The European Central Bank (ECB) recently made the decision to lower interest rates, while the US Federal Reserve opted to keep their rates unchanged. Samu Lang, an investment manager at Actian, commended the ECB for taking this move before the US central bank and highlighted the independence of the ECB. Lang predicts that both central banks will cut their key interest rates again this year.

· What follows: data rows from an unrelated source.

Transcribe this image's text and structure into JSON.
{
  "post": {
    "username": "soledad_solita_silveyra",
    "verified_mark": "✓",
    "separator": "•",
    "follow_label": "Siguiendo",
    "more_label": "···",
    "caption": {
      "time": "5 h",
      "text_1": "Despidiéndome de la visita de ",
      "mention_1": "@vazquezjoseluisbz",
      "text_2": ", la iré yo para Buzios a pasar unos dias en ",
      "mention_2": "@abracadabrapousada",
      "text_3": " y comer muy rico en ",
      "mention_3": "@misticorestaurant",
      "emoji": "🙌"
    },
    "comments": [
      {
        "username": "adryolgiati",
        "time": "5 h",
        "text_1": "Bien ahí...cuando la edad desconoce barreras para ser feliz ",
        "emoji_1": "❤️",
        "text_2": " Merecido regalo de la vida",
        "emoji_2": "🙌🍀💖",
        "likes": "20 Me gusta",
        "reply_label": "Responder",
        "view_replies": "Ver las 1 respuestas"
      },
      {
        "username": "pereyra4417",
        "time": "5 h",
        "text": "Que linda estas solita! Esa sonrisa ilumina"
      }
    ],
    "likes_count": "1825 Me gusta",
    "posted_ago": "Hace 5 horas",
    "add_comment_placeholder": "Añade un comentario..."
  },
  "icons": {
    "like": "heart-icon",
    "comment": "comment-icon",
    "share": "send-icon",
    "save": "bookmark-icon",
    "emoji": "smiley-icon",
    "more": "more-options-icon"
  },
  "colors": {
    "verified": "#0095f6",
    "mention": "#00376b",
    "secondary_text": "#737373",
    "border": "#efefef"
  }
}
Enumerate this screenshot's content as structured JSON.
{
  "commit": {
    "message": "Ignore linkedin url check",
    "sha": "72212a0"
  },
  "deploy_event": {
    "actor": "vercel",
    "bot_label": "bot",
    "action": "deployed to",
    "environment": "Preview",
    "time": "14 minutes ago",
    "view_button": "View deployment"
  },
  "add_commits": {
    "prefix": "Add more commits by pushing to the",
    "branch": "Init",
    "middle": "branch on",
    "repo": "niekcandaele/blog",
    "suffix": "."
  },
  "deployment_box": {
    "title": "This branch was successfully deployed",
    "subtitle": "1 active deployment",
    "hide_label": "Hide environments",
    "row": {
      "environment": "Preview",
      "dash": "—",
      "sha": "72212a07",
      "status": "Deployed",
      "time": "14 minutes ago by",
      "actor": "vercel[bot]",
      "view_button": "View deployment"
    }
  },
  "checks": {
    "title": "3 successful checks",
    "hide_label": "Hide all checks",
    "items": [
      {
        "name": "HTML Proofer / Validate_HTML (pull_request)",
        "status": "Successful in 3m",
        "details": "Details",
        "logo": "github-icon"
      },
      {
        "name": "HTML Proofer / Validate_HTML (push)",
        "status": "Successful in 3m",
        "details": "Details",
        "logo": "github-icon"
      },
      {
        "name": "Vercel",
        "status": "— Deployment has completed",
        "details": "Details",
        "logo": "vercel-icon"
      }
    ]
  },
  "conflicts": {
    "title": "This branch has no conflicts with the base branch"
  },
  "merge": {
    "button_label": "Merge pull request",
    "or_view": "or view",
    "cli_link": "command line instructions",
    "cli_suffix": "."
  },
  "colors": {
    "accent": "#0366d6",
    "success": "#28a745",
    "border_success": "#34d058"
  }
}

On the other hand, Mika Heikkilä from Proprius Partners believes that waiting for zero interest rate periods is not beneficial as he thinks interest rates will stay higher. Lang sees a higher interest rate as a positive for investors because it reflects a normal situation where money has value. In contrast, Heikkilä notes that both economies in Europe and America have handled unexpected quick increases in interest rates well just a couple of years ago.

Kaisa Kivipelton, senior strategist at Danish Bank, attributes the recovery in the United States during the pandemic to very stimulating economic policies. The Market Council discussed whether it was time for stock investors to invest during summer and what was happening with US economic cycle. Participants included Mika Heikkilä, Kaisa Kivipelto and Samu Lang who were hosted by Soili Semkina, editor-in-chief of Kauppalehti’s newspaper. They delved into various topics related to finance, investment opportunities and economic landscape.

In summary, while both central banks are making different decisions on interest rates at present moment in time, there is still much discussion among experts about how these changes will impact investors and economies going forward.